Beyond that, EBCE is looking to develop a “virtual power plant”: Customers will get financial incentives to use less electricity during times of high demand, and to allow the system to draw electricity from their batteries when it needs additional power.

Despite the shared excitement about these innovative strategies, some renewable energy advocates say EBCE isn’t doing enough to promote local solar- and wind-energy projects. Thoni of the IBEW pointed out that the agency’s proposed 2018-19 budget allocates just $2 million for local development and includes no specifics about which projects the money will fund.

EBCE’s first request for bids from electricity producers demonstrates how it’s using its purchasing power to promote community priorities: It says EBCE will give preference to suppliers that develop new renewable energy capacity, have union contracts, hire Alameda County residents, and work with job-training programs for disadvantaged workers. But Thoni pointed out that the request for bids includes a goal of developing just 20 megawatts of renewable energy generation capacity in Alameda County, which would supply less than 1 percent of the amount of electricity needed.

Chaset struck a cautious note in discussing local energy generation. “We expect to be able to buy large-scale solar [from elsewhere] in California for very, very competitive rates,” he said. “We can have more impact if we use large cheap solar than expensive rooftop solar.”
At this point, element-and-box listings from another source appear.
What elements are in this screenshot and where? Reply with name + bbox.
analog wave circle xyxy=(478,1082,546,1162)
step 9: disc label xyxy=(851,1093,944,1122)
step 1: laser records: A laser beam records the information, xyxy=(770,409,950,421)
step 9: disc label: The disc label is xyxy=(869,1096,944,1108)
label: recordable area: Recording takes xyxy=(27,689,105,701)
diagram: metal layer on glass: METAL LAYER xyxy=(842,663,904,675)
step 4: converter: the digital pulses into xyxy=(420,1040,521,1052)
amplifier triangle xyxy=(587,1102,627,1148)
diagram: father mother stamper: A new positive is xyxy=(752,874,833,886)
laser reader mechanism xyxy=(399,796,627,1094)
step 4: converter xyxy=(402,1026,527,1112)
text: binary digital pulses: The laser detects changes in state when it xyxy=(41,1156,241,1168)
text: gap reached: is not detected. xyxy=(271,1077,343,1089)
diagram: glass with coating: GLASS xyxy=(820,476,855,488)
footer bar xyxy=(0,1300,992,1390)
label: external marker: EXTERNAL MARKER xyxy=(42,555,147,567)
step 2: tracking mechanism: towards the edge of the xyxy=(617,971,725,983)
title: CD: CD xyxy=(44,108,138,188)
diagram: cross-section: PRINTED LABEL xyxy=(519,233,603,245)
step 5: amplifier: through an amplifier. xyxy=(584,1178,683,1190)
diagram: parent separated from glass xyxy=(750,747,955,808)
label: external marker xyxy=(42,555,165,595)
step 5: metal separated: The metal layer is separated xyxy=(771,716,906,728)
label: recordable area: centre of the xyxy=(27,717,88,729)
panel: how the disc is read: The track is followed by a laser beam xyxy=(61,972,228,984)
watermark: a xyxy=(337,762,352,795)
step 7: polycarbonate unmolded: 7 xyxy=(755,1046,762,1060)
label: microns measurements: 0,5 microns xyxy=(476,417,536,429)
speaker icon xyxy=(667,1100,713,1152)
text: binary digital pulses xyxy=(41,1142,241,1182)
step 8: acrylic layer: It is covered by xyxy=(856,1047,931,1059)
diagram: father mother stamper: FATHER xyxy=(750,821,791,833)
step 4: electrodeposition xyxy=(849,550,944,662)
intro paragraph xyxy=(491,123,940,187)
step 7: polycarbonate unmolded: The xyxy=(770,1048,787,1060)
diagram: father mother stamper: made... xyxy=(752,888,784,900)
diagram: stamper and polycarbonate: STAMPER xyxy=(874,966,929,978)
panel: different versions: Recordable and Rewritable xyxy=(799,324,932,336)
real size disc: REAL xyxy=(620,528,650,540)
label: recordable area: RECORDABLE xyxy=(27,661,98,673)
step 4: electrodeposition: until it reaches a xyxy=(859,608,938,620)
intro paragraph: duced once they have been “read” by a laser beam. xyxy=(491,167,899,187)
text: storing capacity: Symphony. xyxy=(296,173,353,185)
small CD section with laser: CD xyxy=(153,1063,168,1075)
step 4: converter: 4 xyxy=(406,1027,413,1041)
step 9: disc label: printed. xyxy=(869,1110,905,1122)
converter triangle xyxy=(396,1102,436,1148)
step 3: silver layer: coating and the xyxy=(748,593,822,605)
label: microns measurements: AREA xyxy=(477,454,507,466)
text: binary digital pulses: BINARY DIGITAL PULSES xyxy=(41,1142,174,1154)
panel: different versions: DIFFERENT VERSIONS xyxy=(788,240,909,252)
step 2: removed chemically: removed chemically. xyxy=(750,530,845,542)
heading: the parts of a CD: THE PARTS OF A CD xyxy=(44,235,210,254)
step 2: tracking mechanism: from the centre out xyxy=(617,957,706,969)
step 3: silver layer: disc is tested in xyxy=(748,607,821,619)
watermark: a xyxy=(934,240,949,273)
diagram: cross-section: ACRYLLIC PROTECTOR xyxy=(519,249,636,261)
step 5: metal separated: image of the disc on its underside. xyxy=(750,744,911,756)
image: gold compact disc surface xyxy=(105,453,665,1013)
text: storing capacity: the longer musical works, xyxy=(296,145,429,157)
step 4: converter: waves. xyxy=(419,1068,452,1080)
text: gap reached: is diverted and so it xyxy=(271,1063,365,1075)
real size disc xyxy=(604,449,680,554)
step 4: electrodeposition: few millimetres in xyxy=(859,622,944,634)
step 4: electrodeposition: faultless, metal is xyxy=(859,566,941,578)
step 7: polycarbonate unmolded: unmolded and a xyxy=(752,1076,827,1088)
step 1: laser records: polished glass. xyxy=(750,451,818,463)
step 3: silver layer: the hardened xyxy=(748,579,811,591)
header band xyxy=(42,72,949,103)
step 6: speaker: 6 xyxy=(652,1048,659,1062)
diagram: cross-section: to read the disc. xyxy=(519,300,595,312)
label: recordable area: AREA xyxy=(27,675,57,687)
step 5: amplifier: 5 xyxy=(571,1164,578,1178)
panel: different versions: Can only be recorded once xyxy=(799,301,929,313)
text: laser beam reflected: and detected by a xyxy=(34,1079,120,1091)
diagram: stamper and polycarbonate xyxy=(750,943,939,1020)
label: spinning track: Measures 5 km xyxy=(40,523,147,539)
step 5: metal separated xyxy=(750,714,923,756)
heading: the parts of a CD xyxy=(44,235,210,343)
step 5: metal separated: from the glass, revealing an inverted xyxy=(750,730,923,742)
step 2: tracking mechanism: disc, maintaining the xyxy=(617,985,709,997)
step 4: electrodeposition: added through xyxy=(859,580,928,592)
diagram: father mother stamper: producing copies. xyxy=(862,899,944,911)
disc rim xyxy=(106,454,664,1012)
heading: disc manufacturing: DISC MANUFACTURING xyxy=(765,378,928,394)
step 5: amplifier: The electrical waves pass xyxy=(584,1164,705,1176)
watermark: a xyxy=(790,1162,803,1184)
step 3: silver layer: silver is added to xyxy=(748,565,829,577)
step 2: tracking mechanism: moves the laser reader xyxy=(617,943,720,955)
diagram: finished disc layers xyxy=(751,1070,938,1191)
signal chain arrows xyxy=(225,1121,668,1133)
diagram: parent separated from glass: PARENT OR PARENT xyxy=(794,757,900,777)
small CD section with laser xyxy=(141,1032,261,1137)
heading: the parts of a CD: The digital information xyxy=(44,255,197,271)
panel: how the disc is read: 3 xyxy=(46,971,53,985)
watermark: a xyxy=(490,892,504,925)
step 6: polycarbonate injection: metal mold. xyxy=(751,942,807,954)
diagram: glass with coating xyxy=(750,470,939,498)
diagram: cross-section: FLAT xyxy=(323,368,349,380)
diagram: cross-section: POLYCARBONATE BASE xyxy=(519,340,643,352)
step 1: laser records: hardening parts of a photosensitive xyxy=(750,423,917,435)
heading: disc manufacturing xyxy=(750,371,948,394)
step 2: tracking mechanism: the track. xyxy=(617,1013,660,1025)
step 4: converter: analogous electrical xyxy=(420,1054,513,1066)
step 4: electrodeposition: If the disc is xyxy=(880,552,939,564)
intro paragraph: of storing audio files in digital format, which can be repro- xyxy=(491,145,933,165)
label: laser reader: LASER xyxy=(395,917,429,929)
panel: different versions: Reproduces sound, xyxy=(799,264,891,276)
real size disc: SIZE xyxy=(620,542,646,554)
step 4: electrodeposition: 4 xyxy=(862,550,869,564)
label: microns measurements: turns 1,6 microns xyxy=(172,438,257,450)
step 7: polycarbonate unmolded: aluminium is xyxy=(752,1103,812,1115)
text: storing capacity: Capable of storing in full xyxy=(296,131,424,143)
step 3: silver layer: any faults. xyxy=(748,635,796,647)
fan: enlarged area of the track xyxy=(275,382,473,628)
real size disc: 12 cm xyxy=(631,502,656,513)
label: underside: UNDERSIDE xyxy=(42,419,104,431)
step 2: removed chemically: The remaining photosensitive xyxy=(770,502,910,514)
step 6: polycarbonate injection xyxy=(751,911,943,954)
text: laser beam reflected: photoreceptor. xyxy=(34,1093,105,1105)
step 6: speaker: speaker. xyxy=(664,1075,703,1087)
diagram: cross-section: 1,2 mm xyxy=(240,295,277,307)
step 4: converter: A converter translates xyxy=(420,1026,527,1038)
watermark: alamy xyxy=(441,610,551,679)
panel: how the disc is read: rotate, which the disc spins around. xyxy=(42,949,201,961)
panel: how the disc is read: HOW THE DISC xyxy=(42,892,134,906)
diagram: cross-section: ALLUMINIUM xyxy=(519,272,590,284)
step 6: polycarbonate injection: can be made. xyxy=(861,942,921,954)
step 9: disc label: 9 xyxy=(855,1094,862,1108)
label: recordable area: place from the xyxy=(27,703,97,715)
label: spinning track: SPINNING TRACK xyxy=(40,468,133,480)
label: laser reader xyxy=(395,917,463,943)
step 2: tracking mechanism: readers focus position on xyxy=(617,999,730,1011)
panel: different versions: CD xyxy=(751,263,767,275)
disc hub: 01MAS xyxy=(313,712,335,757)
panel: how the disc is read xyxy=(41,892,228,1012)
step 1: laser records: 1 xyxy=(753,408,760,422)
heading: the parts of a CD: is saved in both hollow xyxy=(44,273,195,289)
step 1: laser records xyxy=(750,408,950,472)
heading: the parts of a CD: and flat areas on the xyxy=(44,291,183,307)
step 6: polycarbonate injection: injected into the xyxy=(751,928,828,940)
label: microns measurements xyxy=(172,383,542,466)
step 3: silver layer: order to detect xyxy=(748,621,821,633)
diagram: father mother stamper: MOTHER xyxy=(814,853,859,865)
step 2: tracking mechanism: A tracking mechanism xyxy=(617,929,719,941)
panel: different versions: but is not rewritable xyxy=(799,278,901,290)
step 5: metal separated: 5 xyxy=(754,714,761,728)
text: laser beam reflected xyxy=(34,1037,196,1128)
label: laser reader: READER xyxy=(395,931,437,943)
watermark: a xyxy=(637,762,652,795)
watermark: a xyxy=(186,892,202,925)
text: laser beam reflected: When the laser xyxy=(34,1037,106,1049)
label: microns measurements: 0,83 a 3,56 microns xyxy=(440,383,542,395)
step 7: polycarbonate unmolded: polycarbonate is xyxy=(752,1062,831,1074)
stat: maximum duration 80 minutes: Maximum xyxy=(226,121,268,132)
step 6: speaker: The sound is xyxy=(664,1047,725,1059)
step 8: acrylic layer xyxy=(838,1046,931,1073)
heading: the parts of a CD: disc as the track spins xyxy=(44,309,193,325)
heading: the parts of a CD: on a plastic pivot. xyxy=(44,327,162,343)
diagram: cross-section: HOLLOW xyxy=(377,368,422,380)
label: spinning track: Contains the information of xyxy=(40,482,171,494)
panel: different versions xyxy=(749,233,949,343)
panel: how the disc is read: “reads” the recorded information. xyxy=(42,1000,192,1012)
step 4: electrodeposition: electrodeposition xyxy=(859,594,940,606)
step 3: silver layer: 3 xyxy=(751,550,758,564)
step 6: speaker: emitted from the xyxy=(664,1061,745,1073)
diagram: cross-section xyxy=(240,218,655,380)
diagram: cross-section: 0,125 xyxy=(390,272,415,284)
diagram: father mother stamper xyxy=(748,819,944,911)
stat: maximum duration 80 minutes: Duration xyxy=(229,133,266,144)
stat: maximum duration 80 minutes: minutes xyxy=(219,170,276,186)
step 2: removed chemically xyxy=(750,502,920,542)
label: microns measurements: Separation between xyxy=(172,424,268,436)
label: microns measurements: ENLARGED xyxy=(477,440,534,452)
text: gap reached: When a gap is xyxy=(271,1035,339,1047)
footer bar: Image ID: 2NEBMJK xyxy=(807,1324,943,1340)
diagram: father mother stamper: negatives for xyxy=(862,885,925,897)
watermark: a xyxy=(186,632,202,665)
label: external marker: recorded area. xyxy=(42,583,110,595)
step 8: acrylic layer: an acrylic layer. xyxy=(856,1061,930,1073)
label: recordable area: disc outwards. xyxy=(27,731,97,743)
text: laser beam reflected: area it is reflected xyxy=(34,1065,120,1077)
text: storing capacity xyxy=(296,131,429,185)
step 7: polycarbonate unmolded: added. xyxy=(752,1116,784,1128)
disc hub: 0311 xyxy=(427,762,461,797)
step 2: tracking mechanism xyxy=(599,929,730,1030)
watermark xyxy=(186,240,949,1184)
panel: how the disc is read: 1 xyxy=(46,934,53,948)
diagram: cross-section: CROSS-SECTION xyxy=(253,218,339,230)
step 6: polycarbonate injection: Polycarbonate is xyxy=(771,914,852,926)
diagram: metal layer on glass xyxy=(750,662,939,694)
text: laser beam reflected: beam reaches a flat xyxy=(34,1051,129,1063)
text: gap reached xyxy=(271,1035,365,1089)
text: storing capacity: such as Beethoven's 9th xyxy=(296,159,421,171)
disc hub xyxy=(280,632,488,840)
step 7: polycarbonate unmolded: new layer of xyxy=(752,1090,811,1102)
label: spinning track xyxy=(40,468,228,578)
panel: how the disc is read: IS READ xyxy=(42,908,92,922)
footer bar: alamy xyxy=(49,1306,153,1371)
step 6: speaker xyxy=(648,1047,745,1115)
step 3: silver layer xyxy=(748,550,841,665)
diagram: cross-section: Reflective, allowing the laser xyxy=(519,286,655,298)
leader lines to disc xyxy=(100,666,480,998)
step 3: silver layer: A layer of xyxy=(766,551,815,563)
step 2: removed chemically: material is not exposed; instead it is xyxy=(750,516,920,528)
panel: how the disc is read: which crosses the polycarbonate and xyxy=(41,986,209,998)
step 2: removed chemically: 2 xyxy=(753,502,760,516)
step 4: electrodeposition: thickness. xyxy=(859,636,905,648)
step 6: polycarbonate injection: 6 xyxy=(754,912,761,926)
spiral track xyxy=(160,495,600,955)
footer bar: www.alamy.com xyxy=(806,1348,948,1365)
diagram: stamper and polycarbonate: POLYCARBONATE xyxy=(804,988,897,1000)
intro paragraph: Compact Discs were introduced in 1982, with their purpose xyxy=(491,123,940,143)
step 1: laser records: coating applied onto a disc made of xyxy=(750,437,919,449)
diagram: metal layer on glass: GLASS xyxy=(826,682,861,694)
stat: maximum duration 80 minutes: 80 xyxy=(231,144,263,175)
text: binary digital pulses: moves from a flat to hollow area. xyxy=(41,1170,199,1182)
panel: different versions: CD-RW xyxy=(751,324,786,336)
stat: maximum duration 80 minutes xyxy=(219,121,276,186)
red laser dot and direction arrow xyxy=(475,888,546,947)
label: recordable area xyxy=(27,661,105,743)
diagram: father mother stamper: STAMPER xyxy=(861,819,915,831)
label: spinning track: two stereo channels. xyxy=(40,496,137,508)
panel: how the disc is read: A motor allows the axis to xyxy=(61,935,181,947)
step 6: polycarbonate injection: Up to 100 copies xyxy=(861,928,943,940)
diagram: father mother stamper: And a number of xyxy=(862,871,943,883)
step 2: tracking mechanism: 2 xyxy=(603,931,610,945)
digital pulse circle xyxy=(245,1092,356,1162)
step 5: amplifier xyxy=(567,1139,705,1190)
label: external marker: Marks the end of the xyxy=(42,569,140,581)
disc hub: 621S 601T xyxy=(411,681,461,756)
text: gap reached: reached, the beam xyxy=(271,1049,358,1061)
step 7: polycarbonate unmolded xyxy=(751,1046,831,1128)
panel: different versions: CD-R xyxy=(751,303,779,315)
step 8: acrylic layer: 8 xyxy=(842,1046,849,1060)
Thoni responded that consolidating rooftop solar into large local projects can provide economies of scale that bring down the cost to be comparable with utility-scale solar, as has been done in Germany. And when Alameda County buys electricity from corporations with huge solar arrays in the desert, many of them fossil fuel companies like Mobil and Exxon, “every penny goes out of the county,” he said. EBCE’s mandate is not just to develop local jobs, but to further what Thoni says his union is already doing — providing pathways to good jobs for disadvantaged workers.

In its comment on the local development plan, the East Bay Clean Power Alliance praised many parts of the proposal but pointed to some “important enhancements needed.” It says the plan’s list of key strategies should highlight those aimed at “increasing equity and … social justice.” These include “adders” (higher rates paid for electricity) to promote community benefits, partnership with customers (like the “virtual power plant” deals), and measures to protect the most vulnerable communities.
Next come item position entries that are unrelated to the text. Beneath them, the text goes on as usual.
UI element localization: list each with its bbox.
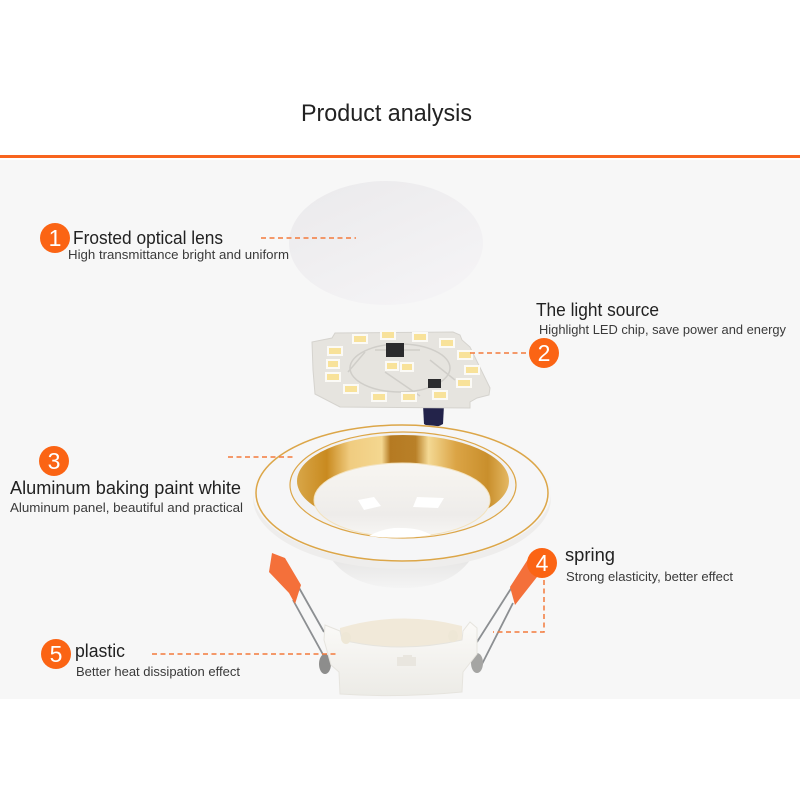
- capacitor: [423, 405, 444, 427]
- leader line 2: [470, 352, 530, 354]
- bowl highlights: [358, 497, 444, 510]
- callout 4: spring: [493, 545, 733, 632]
- inner gold line: [290, 432, 516, 538]
- callout 5: plastic: 5: [50, 641, 62, 667]
- leader line 1: [261, 237, 356, 239]
- ring underside: [326, 550, 476, 588]
- description 2: Highlight LED chip, save power and energy: [539, 322, 786, 337]
- heading 1: Frosted optical lens: [73, 228, 223, 248]
- callout 1: frosted optical lens: [40, 223, 356, 262]
- heading 5: plastic: [75, 641, 125, 661]
- heading 3: Aluminum baking paint white: [10, 478, 241, 498]
- ring rim: [253, 427, 551, 569]
- description 1: High transmittance bright and uniform: [68, 247, 289, 262]
- housing notch: [397, 655, 416, 666]
- description 3: Aluminum panel, beautiful and practical: [10, 500, 243, 515]
- left spring wires: [293, 586, 326, 660]
- leader line 3: [228, 456, 295, 458]
- background panel: [0, 160, 800, 699]
- plastic housing: [269, 553, 537, 696]
- aluminum ring: [253, 424, 551, 588]
- inner bowl: [314, 463, 490, 537]
- right spring wires: [477, 587, 513, 668]
- callout 5: plastic: [41, 639, 338, 679]
- housing pegs: [341, 632, 351, 644]
- callout 2: light source: 2: [538, 340, 550, 366]
- traces: [348, 344, 455, 396]
- right coil: [471, 653, 483, 673]
- callout 2: light source: [470, 300, 786, 368]
- badge 3: [39, 446, 69, 476]
- bowl opening: [369, 528, 431, 538]
- leader line 4: [493, 580, 544, 632]
- callout 1: frosted optical lens: 1: [49, 225, 61, 251]
- circuit board: [312, 332, 490, 408]
- frosted lens: [289, 181, 483, 305]
- orange divider: [0, 155, 800, 158]
- description 5: Better heat dissipation effect: [76, 664, 240, 679]
- left coil: [319, 654, 331, 674]
- badge 2: [529, 338, 559, 368]
- badge 5: [41, 639, 71, 669]
- control chips: [386, 343, 441, 388]
- callout 3: aluminum baking paint: 3: [48, 448, 60, 474]
- LED chips: [326, 331, 479, 401]
- heading 2: The light source: [536, 300, 659, 320]
- leader line 5: [152, 653, 338, 655]
- gold cone: [297, 435, 509, 527]
- badge 1: [40, 223, 70, 253]
- callout 3: aluminum baking paint: [10, 446, 295, 515]
- badge 4: [527, 548, 557, 578]
- housing back: [340, 618, 462, 650]
- callout 4: spring: 4: [536, 550, 549, 576]
- housing body: [324, 622, 477, 696]
- title: Product analysis: [301, 100, 472, 127]
- left spring cap: [269, 553, 301, 604]
- LED board: [312, 331, 490, 427]
- right spring cap: [510, 556, 537, 605]
- heading 4: spring: [565, 545, 615, 565]
- outer gold line: [256, 425, 548, 561]
- description 4: Strong elasticity, better effect: [566, 569, 733, 584]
In addition, the coalition calls for quantifiable standards for measuring the success of the plan, such as local hires, projects in disadvantaged communities, project ownership by low-income people, hires from communities of color, and progressive electricity rate structures.
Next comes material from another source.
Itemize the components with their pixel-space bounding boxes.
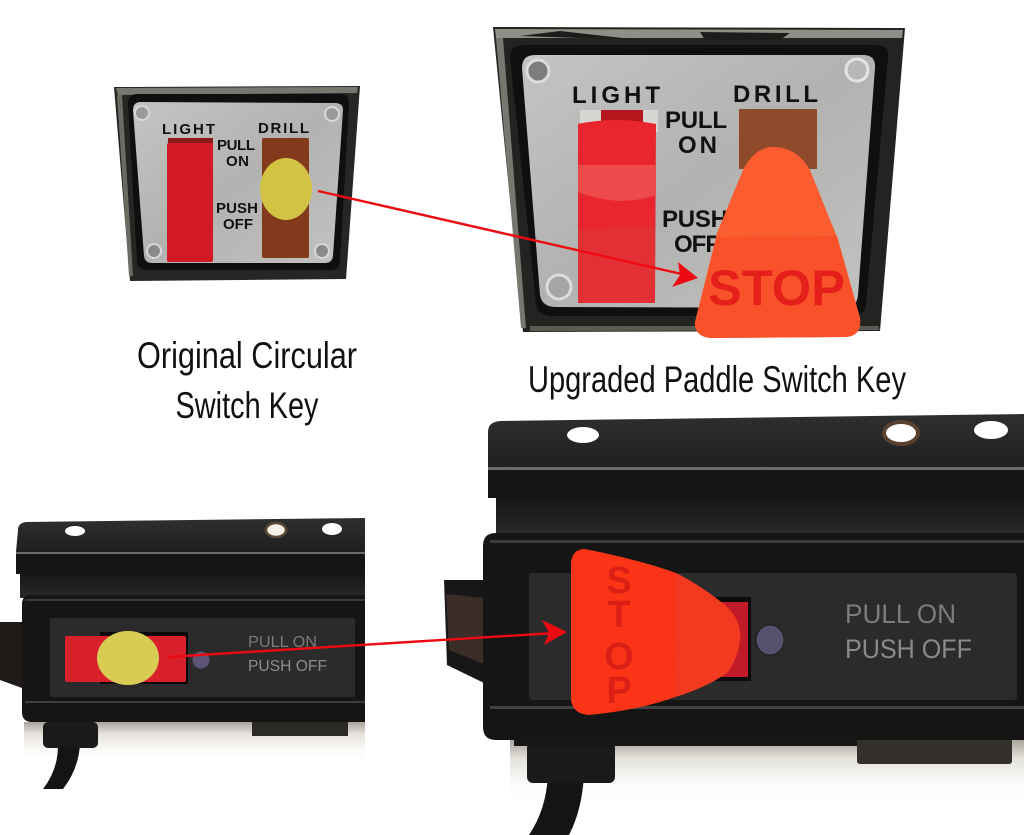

The coalition that pushed for the local development plan — including the Local Clean Energy Alliance, the Sierra Club, the International Brotherhood of Electrical Workers, the California Nurses Association, and others — intends to continue the advocacy that has helped shape EBCE.

Utility companies, meanwhile, are not sitting idly by while solar panels and community choice systems take away their customers. They’ve proposed a stream of legislation and regulations that would hamper the development of community choice programs. Other proposals seek to limit or eliminate payments to customers with solar panels for selling extra energy back to the system.

A state law bars utility companies from lobbying against community choice, but the IBEW local that represents PG&E workers has served as a stand-in for the company. And the utilities have recently asked the California Public Utilities Commission to lift that ban. Recently, the CPUC adopted a rule that forces new community choice agencies to wait longer before coming online, making it trickier to finance new programs.

But meanwhile, said Chaset, community choice programs like EBCE are starting to provide “an opportunity for customers and communities to have a say in how much their energy costs and where it comes from.”

The EBCE board is taking comments on the local development business plan and is expected to vote on it at its July 18 meeting.